Maridebart cafraglutide
Amgen's once-monthly obesity injection — Phase 3 MARITIME program underway, ~20% weight loss at 52 weeks in Phase 2 (NEJM 2025), approximately 21-day half-life enabling monthly or less frequent dosing.
PB-718
PegBio's dual GLP-1 / GLP-2 agonist — an unusual combination targeting both the incretin axis and intestinal mucosal trophic signaling; Phase 2 in T2DM and NAFLD.
Pemvidutide
Altimmune's GLP-1 / glucagon co-agonist — received FDA Breakthrough Therapy Designation for MASH in January 2026 after positive IMPACT Phase 2b antifibrotic data, with Phase 3 initiation planned for 2026.
Petrelintide
Zealand Pharma's amylin monotherapy — ZUPREME-1 Phase 2b hit its endpoints in March 2026 with up to 10.7% weight loss at 42 weeks and "placebo-like" GI tolerability.

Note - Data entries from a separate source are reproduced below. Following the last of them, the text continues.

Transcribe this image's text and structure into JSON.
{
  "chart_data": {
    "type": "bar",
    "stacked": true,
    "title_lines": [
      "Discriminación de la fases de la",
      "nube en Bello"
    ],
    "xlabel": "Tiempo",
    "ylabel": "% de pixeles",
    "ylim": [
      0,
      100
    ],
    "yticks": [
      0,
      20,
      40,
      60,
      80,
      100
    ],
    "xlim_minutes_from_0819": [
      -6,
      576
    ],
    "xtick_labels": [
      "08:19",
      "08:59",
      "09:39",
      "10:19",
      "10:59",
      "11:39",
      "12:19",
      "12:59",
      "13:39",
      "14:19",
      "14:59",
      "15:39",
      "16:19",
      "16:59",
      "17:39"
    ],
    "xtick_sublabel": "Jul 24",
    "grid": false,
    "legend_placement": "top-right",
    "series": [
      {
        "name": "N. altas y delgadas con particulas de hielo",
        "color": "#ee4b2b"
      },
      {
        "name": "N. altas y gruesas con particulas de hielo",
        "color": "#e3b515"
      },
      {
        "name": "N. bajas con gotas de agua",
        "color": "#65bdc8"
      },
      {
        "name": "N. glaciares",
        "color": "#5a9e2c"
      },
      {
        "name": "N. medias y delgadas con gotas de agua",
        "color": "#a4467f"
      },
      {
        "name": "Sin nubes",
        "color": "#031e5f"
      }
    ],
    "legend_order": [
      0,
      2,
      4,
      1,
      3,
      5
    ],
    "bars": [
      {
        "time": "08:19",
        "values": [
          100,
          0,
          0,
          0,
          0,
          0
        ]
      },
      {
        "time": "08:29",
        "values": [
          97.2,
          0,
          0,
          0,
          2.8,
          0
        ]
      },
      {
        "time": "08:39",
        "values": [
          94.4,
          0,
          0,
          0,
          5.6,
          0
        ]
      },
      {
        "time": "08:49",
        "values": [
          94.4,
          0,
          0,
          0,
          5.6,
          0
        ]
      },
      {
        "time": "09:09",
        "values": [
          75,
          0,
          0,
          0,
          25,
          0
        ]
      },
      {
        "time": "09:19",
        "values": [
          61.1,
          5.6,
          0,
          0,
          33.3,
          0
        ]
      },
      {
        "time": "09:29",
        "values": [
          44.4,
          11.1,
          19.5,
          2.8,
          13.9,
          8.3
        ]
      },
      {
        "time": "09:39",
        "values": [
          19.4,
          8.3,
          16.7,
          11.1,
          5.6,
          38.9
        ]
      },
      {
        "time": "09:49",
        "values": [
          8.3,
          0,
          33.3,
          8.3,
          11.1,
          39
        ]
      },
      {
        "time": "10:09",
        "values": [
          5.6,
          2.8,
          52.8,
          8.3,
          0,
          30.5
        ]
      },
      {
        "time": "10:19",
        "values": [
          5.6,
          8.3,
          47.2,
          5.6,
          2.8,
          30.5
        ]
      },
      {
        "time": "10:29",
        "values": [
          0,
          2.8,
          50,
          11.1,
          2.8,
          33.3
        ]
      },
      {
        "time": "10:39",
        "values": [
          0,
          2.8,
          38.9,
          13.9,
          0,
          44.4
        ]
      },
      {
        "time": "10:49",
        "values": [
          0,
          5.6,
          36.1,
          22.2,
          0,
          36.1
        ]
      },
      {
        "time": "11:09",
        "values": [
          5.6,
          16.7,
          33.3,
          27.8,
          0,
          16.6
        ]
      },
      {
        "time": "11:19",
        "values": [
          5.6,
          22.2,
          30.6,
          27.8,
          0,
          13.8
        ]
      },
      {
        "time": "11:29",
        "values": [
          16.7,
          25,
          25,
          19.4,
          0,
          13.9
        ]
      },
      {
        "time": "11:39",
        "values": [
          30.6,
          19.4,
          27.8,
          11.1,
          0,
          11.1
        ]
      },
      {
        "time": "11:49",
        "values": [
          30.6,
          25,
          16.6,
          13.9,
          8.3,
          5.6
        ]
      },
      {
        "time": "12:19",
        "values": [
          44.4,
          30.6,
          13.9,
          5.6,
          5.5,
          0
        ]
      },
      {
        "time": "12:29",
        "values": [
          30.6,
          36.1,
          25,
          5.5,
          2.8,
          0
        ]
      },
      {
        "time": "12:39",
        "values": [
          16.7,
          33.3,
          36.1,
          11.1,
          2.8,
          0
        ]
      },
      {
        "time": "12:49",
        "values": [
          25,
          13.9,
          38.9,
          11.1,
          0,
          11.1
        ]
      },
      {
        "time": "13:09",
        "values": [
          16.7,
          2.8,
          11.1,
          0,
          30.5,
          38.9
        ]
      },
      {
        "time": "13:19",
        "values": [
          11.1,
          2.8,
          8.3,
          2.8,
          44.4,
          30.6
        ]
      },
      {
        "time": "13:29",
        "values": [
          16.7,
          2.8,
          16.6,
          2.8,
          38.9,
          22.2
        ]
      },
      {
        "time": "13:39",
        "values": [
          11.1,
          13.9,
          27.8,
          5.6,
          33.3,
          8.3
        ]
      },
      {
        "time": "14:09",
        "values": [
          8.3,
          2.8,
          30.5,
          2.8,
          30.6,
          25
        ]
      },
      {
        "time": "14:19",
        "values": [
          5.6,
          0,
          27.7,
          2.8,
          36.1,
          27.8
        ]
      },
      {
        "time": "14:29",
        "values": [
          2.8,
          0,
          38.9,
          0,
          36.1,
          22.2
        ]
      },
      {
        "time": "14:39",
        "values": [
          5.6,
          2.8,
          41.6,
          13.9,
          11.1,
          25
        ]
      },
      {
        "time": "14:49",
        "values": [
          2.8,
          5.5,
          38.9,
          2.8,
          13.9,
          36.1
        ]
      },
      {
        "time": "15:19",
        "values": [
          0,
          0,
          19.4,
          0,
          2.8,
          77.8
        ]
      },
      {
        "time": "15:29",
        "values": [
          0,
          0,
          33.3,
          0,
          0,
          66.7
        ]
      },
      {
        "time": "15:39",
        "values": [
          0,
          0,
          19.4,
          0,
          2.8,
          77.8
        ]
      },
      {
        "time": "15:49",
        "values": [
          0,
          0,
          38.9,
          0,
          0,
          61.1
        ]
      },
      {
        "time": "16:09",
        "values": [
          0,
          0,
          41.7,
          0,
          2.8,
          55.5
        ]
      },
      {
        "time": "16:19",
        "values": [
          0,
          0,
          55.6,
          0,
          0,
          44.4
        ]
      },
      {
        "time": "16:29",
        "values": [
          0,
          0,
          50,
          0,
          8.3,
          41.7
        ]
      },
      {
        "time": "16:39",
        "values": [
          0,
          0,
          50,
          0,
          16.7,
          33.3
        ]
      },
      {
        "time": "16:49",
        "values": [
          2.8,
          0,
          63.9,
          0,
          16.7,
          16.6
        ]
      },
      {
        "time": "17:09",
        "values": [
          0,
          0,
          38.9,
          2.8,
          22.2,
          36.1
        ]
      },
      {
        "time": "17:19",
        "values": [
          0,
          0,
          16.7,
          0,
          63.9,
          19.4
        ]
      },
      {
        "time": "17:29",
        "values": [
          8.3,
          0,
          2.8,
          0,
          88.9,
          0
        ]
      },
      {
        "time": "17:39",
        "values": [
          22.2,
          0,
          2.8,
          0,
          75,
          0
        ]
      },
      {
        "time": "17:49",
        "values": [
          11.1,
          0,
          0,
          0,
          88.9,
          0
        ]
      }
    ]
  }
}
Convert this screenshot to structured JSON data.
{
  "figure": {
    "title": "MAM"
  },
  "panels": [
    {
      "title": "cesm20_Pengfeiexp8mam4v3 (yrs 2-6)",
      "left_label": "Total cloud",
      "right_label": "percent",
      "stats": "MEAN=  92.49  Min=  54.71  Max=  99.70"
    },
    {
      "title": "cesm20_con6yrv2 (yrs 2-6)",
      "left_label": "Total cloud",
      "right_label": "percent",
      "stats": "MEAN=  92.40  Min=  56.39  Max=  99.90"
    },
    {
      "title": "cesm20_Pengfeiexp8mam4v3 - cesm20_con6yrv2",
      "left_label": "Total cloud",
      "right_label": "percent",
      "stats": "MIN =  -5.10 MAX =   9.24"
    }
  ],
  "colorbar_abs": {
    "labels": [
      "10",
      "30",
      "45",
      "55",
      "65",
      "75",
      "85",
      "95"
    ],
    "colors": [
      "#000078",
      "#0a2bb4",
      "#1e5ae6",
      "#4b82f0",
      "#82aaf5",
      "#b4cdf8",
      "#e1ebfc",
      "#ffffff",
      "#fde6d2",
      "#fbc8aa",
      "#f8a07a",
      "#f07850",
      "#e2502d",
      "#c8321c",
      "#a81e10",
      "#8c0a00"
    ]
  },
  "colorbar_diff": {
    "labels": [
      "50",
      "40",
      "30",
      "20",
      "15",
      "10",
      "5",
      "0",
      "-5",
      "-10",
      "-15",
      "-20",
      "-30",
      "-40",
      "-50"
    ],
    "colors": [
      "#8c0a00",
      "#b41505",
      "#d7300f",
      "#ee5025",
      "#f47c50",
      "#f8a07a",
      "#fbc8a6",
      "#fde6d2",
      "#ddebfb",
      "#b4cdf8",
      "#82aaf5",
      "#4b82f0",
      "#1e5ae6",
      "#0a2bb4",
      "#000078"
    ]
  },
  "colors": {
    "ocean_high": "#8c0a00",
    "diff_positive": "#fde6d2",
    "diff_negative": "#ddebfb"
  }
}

Roche-partnered since 2025; Phase 3 planned for late 2026.
Relamorelin
Motus Therapeutics' (formerly Rhythm, then Allergan) ghrelin agonist pentapeptide — Phase 2b results in diabetic gastroparesis were positive, Phase 3 development paused following Allergan's divestiture; status ambiguous as of 2026.
Tabimorelin
Novo Nordisk's discontinued oral GH secretagogue — evaluated in Phase 2 for adult GH deficiency in the late 1990s and early 2000s; discontinued for commercial/strategic reasons. Relevant today as a historical archetype alongside MK-677 and capromorelin.
Taldefgrobep alfa
A Biohaven (ex-BMS) myostatin-binding adnectin-Fc fusion — RESILIENT Phase 3 trial in spinal muscular atrophy missed its primary endpoint (December 2024); further development pivoted toward obesity and sarcopenia indications.
Taspoglutide
A once-weekly GLP-1 RA co-developed by Ipsen and Roche — Phase 3 halted in 2010 after unacceptably high rates of injection-site reactions and hypersensitivity (including systemic allergic reactions), making it the most prominent immunogenicity-driven failure in the GLP-1 class.
Trevogrumab
⚠ Monoclonal antibody — not a classical peptide. A Regeneron anti-myostatin fully human IgG (~150 kDa) being tested as a muscle-sparing adjunct to GLP-1 therapy — CONVERGE combination program with semaglutide in obesity; earlier sarcopenia programs were deprioritized in favor of the obesity opportunity. Included here because it's widely discussed alongside peptides in muscle-sparing conversations.
VK2735
Viking's emerging dual GLP-1/GIP agonist — Phase 2 SC data in obesity reported up to ~14.7% placebo-adjusted weight loss at 13 weeks (VENTURE, 2024), with an oral-tablet Phase 2 program initiated 2024; the principal clinical challenger to tirzepatide's mechanism outside the Lilly / Novo axis.